Drawdown cash withdrawals are set to increase significantly in the build up to the end of the 2018/19 tax year, according to analysis from Hargreaves Lansdown.
It found that the average income taken out of pension pots increased, on average, by 28 per cent in March and 40 per cent in April.
Additionally, 15 per cent of all pension cash outs during the year occurred in March, as savers prepared for the end of the tax year in early April.
The high proportion of savers accessing their pension funds in March and April showed that most people “are managing their money sensibly and are actively minimising their tax liabilities”, according to Hargreaves Lansdown senior analyst, Nathan Long.
He continued: “Rather than pulling money out irrespective of timing and tax implications, it seems many DIY pension savers are actually carefully managing their income according to their tax allowances.
“The Financial Conduct Authority and the government are introducing valuable measures to further simplify the process of navigating retirement but in the meantime this is welcome evidence many people are perfectly able to manage their own affairs.”

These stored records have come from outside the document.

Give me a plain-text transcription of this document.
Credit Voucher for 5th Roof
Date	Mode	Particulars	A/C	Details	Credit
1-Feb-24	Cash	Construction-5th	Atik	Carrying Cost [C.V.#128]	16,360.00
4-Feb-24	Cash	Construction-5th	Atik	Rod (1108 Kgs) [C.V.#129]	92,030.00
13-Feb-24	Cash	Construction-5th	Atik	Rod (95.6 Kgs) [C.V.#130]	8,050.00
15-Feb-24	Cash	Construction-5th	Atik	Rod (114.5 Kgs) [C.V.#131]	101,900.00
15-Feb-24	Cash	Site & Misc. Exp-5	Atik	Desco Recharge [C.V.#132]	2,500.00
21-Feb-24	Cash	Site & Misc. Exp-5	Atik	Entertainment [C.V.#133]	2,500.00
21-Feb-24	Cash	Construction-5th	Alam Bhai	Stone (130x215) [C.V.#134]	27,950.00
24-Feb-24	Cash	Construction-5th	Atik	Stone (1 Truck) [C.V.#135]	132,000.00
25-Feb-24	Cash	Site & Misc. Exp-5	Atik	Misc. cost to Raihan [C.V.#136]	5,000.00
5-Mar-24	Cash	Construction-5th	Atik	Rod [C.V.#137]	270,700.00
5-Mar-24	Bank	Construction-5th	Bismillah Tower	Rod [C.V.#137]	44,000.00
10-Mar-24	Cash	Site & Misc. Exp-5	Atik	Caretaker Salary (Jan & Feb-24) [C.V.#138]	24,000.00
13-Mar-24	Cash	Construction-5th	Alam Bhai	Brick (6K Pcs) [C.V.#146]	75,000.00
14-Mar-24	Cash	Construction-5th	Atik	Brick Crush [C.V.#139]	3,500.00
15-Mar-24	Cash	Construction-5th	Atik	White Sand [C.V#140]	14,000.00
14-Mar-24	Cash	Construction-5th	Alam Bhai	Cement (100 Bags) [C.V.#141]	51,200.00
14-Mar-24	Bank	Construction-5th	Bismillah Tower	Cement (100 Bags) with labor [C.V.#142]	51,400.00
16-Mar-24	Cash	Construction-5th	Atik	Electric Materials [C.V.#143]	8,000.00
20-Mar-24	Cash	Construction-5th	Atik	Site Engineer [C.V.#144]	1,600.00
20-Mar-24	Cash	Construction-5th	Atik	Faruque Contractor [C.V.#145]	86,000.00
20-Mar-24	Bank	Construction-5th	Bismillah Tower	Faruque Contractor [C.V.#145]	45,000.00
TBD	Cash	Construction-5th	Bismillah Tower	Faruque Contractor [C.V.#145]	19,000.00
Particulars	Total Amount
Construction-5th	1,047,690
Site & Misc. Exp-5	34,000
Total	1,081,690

Hargreaves Lansdown also found that 44 per cent of ‘DIY investors’ have only moved part of their pension savings into drawdown, which further showed that savers are managing their money effectively as it allows only enough tax free cash to be taken.
Long concluded: “Drawing from your pension investments is a riskier business than buying the guaranteed income of an annuity.
“Aim to hold at least one years’ worth of income as cash if you are using drawdown so you are not forced into selling your pension investments at a low point if the market falls.”